A column by Laurnie Caproni
Booooooooooooo!
The catcall chorus was two things: Unmistakable and unheard of.
Tom Hammond said as much, noting the Bronx cheer has seldom been heard at halftime in Rupp Arena.
Larry Conley, working the game on the TV side with Hammond, remained quiet as a church mouse. His silence spoke like cannon fire.
Earlier, Conley, a stand-up guy if there ever was one, said simply: This Kentucky team just doesn't guard the perimeter very well.
Conley was being kind.
At least he and Hammond, born and bred Kentucky boys, told the truth - without all the whitewash we normally get with UK basketball.
The booing was not directed at some referee. Nor was it aimed at any player, the scorekeeper, P.A. announcer, or the cheerleaders.
Welcome, finally, to Kentucky, Billy G. You now have officially been notified by your employer, the fans, that your leash just got shorter.
UK Athletics Director Mitch Barnhart may not like this. Neither will President Lee Todd. The list of those in the same boat is as long as from here to Denver and back - many dozens of times.
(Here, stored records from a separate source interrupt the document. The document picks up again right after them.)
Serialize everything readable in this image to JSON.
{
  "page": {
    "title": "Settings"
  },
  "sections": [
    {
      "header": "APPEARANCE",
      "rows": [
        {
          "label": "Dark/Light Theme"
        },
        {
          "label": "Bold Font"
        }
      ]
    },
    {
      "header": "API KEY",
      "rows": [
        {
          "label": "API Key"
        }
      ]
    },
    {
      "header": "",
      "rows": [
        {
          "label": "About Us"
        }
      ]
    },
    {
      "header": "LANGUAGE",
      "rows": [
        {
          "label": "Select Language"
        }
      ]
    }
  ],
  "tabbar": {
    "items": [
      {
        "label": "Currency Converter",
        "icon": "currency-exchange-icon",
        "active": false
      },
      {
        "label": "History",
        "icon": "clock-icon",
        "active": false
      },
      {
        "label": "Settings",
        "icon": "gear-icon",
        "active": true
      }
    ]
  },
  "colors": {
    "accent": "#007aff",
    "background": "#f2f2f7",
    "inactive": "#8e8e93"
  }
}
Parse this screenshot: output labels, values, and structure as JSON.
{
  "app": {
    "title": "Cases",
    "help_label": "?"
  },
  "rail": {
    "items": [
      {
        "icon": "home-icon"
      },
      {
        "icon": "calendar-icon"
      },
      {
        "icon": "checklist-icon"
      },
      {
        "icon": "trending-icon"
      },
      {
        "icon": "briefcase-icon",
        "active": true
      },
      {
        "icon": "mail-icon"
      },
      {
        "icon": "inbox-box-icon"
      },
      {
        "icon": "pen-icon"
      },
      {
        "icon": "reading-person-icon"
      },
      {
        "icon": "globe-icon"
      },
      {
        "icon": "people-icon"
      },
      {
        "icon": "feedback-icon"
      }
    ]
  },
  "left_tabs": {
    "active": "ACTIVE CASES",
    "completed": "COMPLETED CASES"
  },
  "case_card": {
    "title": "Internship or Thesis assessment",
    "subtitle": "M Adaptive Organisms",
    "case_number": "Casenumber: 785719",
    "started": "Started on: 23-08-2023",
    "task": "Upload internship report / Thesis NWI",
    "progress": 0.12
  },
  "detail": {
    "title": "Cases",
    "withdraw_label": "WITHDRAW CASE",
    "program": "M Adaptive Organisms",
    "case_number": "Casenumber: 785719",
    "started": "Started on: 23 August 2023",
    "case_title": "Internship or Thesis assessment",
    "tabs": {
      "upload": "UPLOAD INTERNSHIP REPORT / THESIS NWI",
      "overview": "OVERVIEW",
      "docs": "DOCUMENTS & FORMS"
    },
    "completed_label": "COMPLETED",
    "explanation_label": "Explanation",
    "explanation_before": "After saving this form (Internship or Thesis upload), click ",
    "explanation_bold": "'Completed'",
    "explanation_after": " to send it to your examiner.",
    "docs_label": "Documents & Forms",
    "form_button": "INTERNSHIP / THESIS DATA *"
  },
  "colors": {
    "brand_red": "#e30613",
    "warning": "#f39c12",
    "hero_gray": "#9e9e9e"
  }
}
In fact, the support for Gillispie apparently is widespread. In the past nearly two seasons, I have asked 50 and more people, from all walks of life, what they think about him. Nine out of 10 said the same thing: I want to see what he can do when he gets his own players.
Fair enough.
But reasonable people might argue the honeymoon ought to be over. After all, the proof is in the pudding. The Kentucky Wildcats have lost 20 games under Billy Gillispie - and there are miles to go before his second season ends.
It has often been said that teams take on the personality of their coach.
Adolph Rupp teams were like machines.
Bob Knight's teams played with the tenacity of junkyard dogs.
Coach K's teams are calm, cool, cerebral.
Bruce Pearl's teams are like a car wreck, everything and everyone going every which way at the same time.
Rick Pitino's teams are full of swagger, oozing the “My Way” confidence of Frank Sinatra.
Coach Wooden's teams were like Judgment Day.
Billy Gillispie's Kentucky teams?
I don't know.
Uncertain.
Confused maybe.
The players play as if they don't want to make their coach mad - and he seems to be mad all the time.
UK has put together some solid numbers, ranking in the top four of most meaningful SEC statistics.
Yet it has lost consecutive games to Mississippi, South Carolina and Mississippi State - the last two at home.
Thus the boooooooooooos.
Consider for a moment, if you will, the South Carolina game.
Kentucky shot 52 percent from the field, and made 24 of 29 free throws. If you knew that going in, you'd have given the Gamecocks and 15 points, then bet the house on the way to the bank to cash in your chips.
Little would you have known that UK would take only 48 shots - 28 fewer than South Carolina.
In that game, Ramon Harris, Joey Porter, Darius Miller and Perry Stevenson played a combined 99 minutes. And in those 99 minutes those four players shot only 13 times - or about once every 7 1/2 minutes.
That speaks louder than Conley's cannon fire.
In truth, the UK coach has a harder job than Barack Obama, and right now he seems to be grasping at straws.
After the most recent losses, he has complained about lack of passing, defensive intensity and rebounding. He has griped about none of his players “stepping up.”
Well, yes.
It has been - in a word - ugly.
Still, there is always hope.
And with that hope, a small suggestion: Instead of eternally demanding the players adapt to the coach, why doesn't the coach adapt to his players?
Turn them loose, Billy. This is supposed to be fun, not torture. Let them play the game for the simple joy of playing.
Right now they look like they're choking on your short leash.